The factory's September 1963 opening ceremony was arranged so that it would coincide with the first anniversary of Belgium Honda's founding. Soichiro Honda flew in from Japan to share the joy with his local associates.
(Photos courtesy of Mr. Hideo Iwamura and Mr. Ryoji Matsui.)
"Honda swept the Isle of Man TT Race, and now the company's boss is coming to Belgium," the locals said of Mr. Honda's visit. In the sky was a light airplane slowly circling with a streaming banner carrying the message "Welcome, Mr. Honda!"
Europe was at the time a heavily class-conscious society in which there was great distinction made between management and factory workers. It was simply a matter of course that there was a clear difference in status between white-collar staff and blue-color workers. Thus, it was unthinkable for the president of any company, no matter how big or small, to speak directly with his associates or even shake their hands. Therefore, when Soichiro Honda addressed the local associates in the opening ceremony he said, "Let's have fun working together as one." He even approached a circle of associates saying, "Let's have our picture taken together."
The locals were not only happy to be greeted that way, but were truly astonished at the company president's forward manner. It helped set the tone for the gathering, and everything went smoothly from that point on.
The local community was generally very friendly toward the Japanese associates at Belgium Honda.
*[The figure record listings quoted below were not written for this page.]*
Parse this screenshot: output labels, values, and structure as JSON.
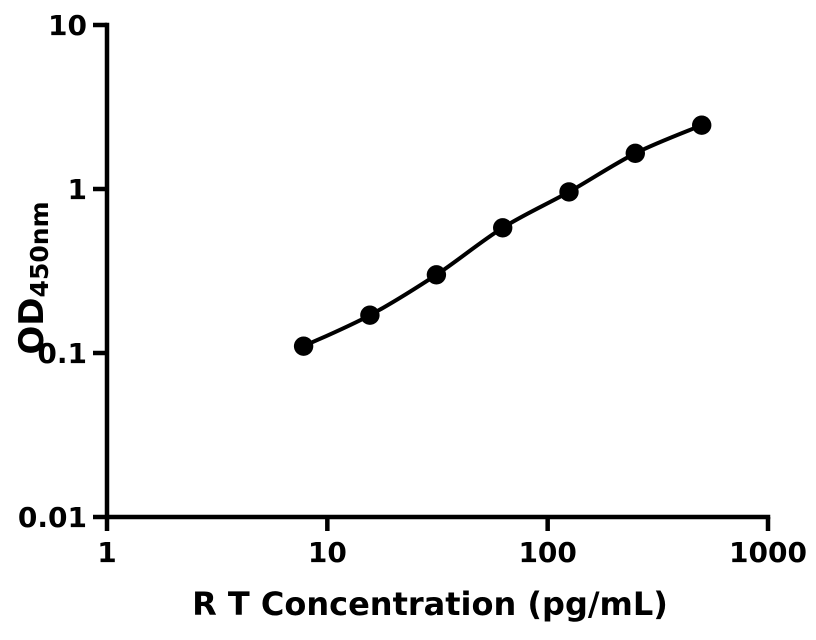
{
  "figure": {
    "background_color": "#ffffff",
    "foreground_color": "#000000"
  },
  "chart_data": {
    "type": "scatter",
    "title": "",
    "xlabel": "R T Concentration (pg/mL)",
    "ylabel": "OD",
    "ylabel_subscript": "450nm",
    "xscale": "log",
    "yscale": "log",
    "xlim": [
      1,
      1000
    ],
    "ylim": [
      0.01,
      10
    ],
    "grid": false,
    "legend": "none",
    "x": [
      7.8,
      15.6,
      31.25,
      62.5,
      125,
      250,
      500
    ],
    "y": [
      0.11,
      0.17,
      0.3,
      0.58,
      0.96,
      1.65,
      2.45
    ],
    "x_ticks": [
      {
        "value": 1,
        "label": "1"
      },
      {
        "value": 10,
        "label": "10"
      },
      {
        "value": 100,
        "label": "100"
      },
      {
        "value": 1000,
        "label": "1000"
      }
    ],
    "y_ticks": [
      {
        "value": 0.01,
        "label": "0.01"
      },
      {
        "value": 0.1,
        "label": "0.1"
      },
      {
        "value": 1,
        "label": "1"
      },
      {
        "value": 10,
        "label": "10"
      }
    ],
    "marker": {
      "shape": "circle",
      "color": "#000000",
      "radius": 9.7
    },
    "line": {
      "color": "#000000",
      "width": 4
    }
  }
}
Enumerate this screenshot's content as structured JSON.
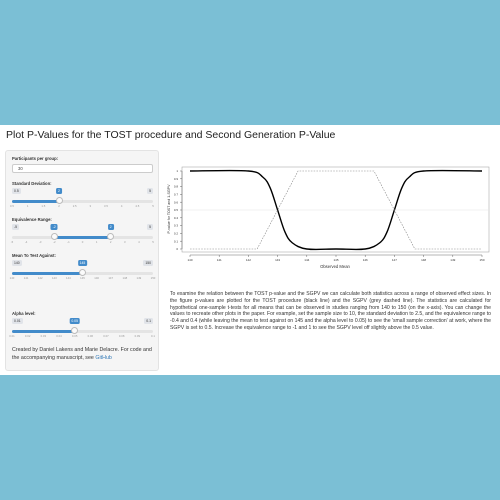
{
  "title": "Plot P-Values for the TOST procedure and Second Generation P-Value",
  "sidebar": {
    "n_label": "Participants per group:",
    "n_value": "30",
    "sd": {
      "label": "Standard Deviation:",
      "min_label": "0.5",
      "max_label": "5",
      "current_label": "2",
      "min": 0.5,
      "max": 5,
      "value": 2,
      "ticks": [
        "0.5",
        "1",
        "1.5",
        "2",
        "2.5",
        "3",
        "3.5",
        "4",
        "4.5",
        "5"
      ]
    },
    "eq": {
      "label": "Equivalence Range:",
      "min_label": "-5",
      "max_label": "5",
      "low_label": "-2",
      "high_label": "2",
      "min": -5,
      "max": 5,
      "low": -2,
      "high": 2,
      "ticks": [
        "-5",
        "-4",
        "-3",
        "-2",
        "-1",
        "0",
        "1",
        "2",
        "3",
        "4",
        "5"
      ]
    },
    "mean": {
      "label": "Mean To Test Against:",
      "min_label": "140",
      "max_label": "150",
      "current_label": "145",
      "min": 140,
      "max": 150,
      "value": 145,
      "ticks": [
        "140",
        "141",
        "142",
        "143",
        "144",
        "145",
        "146",
        "147",
        "148",
        "149",
        "150"
      ]
    },
    "alpha": {
      "label": "Alpha level:",
      "min_label": "0.01",
      "max_label": "0.1",
      "current_label": "0.05",
      "min": 0.01,
      "max": 0.1,
      "value": 0.05,
      "ticks": [
        "0.01",
        "0.02",
        "0.03",
        "0.04",
        "0.05",
        "0.06",
        "0.07",
        "0.08",
        "0.09",
        "0.1"
      ]
    },
    "credit_text": "Created by Daniel Lakens and Marie Delacre. For code and the accompanying manuscript, see",
    "credit_link": "GitHub"
  },
  "description": "To examine the relation between the TOST p-value and the SGPV we can calculate both statistics across a range of observed effect sizes. In the figure p-values are plotted for the TOST procedure (black line) and the SGPV (grey dashed line). The statistics are calculated for hypothetical one-sample t-tests for all means that can be observed in studies ranging from 140 to 150 (on the x-axis). You can change the values to recreate other plots in the paper. For example, set the sample size to 10, the standard deviation to 2.5, and the equivalence range to -0.4 and 0.4 (while leaving the mean to test against on 145 and the alpha level to 0.05) to see the 'small sample correction' at work, where the SGPV is set to 0.5. Increase the equivalence range to -1 and 1 to see the SGPV level off slightly above the 0.5 value.",
  "chart_data": {
    "type": "line",
    "xlabel": "Observed Mean",
    "ylabel": "P-value for TOST and 1-SGPV",
    "xlim": [
      140,
      150
    ],
    "ylim": [
      0,
      1
    ],
    "x_ticks": [
      "140",
      "141",
      "142",
      "143",
      "144",
      "145",
      "146",
      "147",
      "148",
      "149",
      "150"
    ],
    "y_ticks": [
      "0",
      "0.1",
      "0.2",
      "0.3",
      "0.4",
      "0.5",
      "0.6",
      "0.7",
      "0.8",
      "0.9",
      "1"
    ],
    "reference_lines": [
      0.5
    ],
    "series": [
      {
        "style": "solid-black",
        "x": [
          140,
          142,
          142.5,
          142.75,
          143,
          143.25,
          143.5,
          144,
          145,
          146,
          146.5,
          146.75,
          147,
          147.25,
          147.5,
          148,
          150
        ],
        "y": [
          1,
          1,
          0.92,
          0.78,
          0.5,
          0.22,
          0.08,
          0,
          0,
          0,
          0.08,
          0.22,
          0.5,
          0.78,
          0.92,
          1,
          1
        ]
      },
      {
        "style": "dashed-grey",
        "x": [
          140,
          142.3,
          143.7,
          146.3,
          147.7,
          150
        ],
        "y": [
          0,
          0,
          1,
          1,
          0,
          0
        ]
      }
    ]
  }
}
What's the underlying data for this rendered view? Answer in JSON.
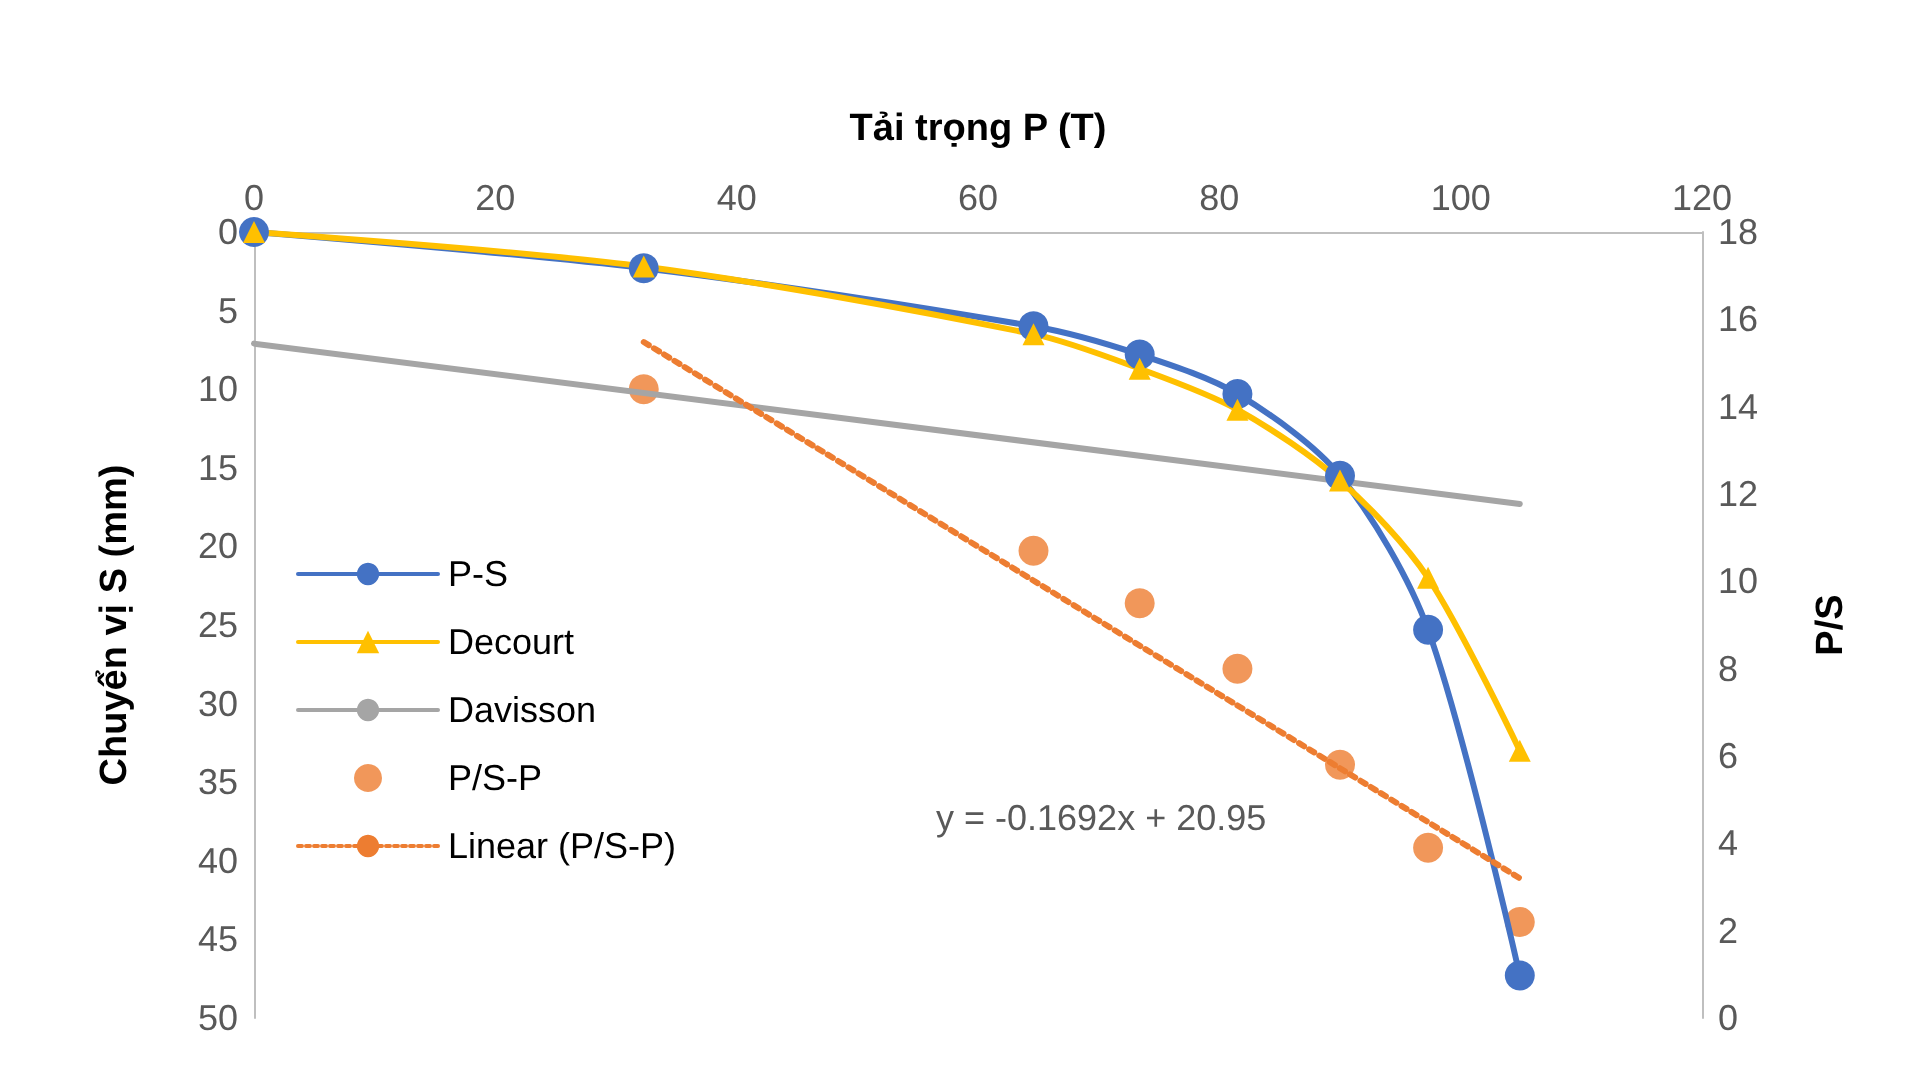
{
  "chart_data": {
    "type": "line",
    "xlabel": "Tải trọng P (T)",
    "ylabel": "Chuyển vị S (mm)",
    "y2label": "P/S",
    "xlim": [
      0,
      120
    ],
    "xticks": [
      0,
      20,
      40,
      60,
      80,
      100,
      120
    ],
    "ylim": [
      50,
      0
    ],
    "yticks": [
      0,
      5,
      10,
      15,
      20,
      25,
      30,
      35,
      40,
      45,
      50
    ],
    "y2lim": [
      0,
      18
    ],
    "y2ticks": [
      0,
      2,
      4,
      6,
      8,
      10,
      12,
      14,
      16,
      18
    ],
    "series": [
      {
        "name": "P-S",
        "color": "#4472c4",
        "marker": "circle",
        "x": [
          0,
          32.3,
          64.6,
          73.4,
          81.5,
          90,
          97.3,
          104.9
        ],
        "values": [
          0,
          2.3,
          6.0,
          7.8,
          10.3,
          15.5,
          25.3,
          47.3
        ]
      },
      {
        "name": "Decourt",
        "color": "#ffc000",
        "marker": "triangle",
        "x": [
          0,
          32.3,
          64.6,
          73.4,
          81.5,
          90,
          97.3,
          104.9
        ],
        "values": [
          0,
          2.2,
          6.5,
          8.7,
          11.3,
          15.8,
          22,
          33
        ]
      },
      {
        "name": "Davisson",
        "color": "#a5a5a5",
        "marker": "none",
        "x": [
          0,
          104.9
        ],
        "values": [
          7.1,
          17.3
        ]
      },
      {
        "name": "P/S-P",
        "type": "scatter",
        "color": "#ed7d31",
        "marker": "circle",
        "axis": "y2",
        "x": [
          32.3,
          64.6,
          73.4,
          81.5,
          90,
          97.3,
          104.9
        ],
        "values": [
          14.4,
          10.7,
          9.5,
          8.0,
          5.8,
          3.9,
          2.2
        ]
      },
      {
        "name": "Linear (P/S-P)",
        "color": "#ed7d31",
        "marker": "none",
        "line_style": "dotted",
        "axis": "y2",
        "x": [
          32.3,
          104.9
        ],
        "values": [
          15.48,
          3.2
        ]
      }
    ],
    "annotations": [
      "y = -0.1692x + 20.95"
    ],
    "legend": "left",
    "grid": false
  }
}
They delighted in having the company of Japanese people, who were then very rare in the region. Moreover, the families of the Japanese were always being invited to parties as part of an effort by the local people to engender their friendship.
There were those, however, who frowned upon Belgium Honda's participation in the regional market.
The use of mopeds in Belgium and the Netherlands was comparatively high with respect to the other EEC nations. Therefore, Honda was perceived as a threat in certain ways, having demonstrated world-class performance in the Motorcycle World Grand Prix and the Isle of Man TT Race.
"There was initially a period in which we couldn't get as many applicants as we wanted," said Iwamura, "despite the ads we'd placed in the newspapers. But the local papers were running such reports as, The General Motors of Japan arrives, rampaging through the market," and Honda invades the market." So, we decided to run an ad pushing our concept into the spotlight, saying something like, We're launching our activities for the development of the Belgian motorcycle industry. We'd like to see our products used not only in Belgium, but in other countries as well." And that was the turning point. It helped clear up any misunderstandings among the local people, and the number of job applicants grew dramatically."